Step 2. Retrieve and store results

s.results retrieves the list of named tuples. Each item in s.results is an object with attributes.

article_title=s.results[0].title looks at the first tuple in the list, finds the attribute title and assigns the attribute to the variable article_title.

journal_title=s.results[5].publicationName looks at the sixth tuple in the list, finds the attribute publicationName and assigns the attribute to the variable journal_title.

You can loop through the list of tuples or use list indexing to pull specific attributes out of s.results or you can immediately create a DataFrame to filter, analyze, and store your search results.

results=pd.DataFrame(s.results)

#examine DataFrame shape
print(results.shape)

#examine column names
print(results.columns)

#export results to csv file
results.to_csv('results.csv', encoding='utf-8')

AuthorSearch

Learning to read and interpret documentation is an essential skill for anyone working with data.

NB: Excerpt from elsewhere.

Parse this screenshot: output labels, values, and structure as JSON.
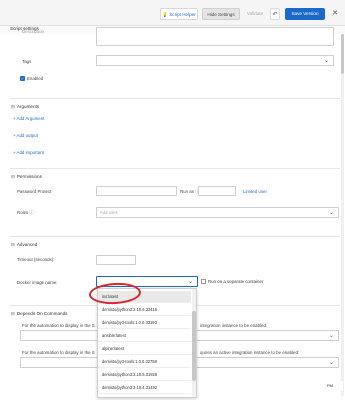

Good documentation can:

  • Uncover powerful or lesser-known features that can enhance your project.
  • Introduce optional parameters that help you fine-tune your queries—for example, setting enncoding=utf8, specifying column headers, or filtering results.
  • Define error messages and guide you through troubleshooting when things don’t work as expected.
  • Save your time by offering accurate, up-to-date information—often more reliable that what you’ll find in scattered or outdated online forums.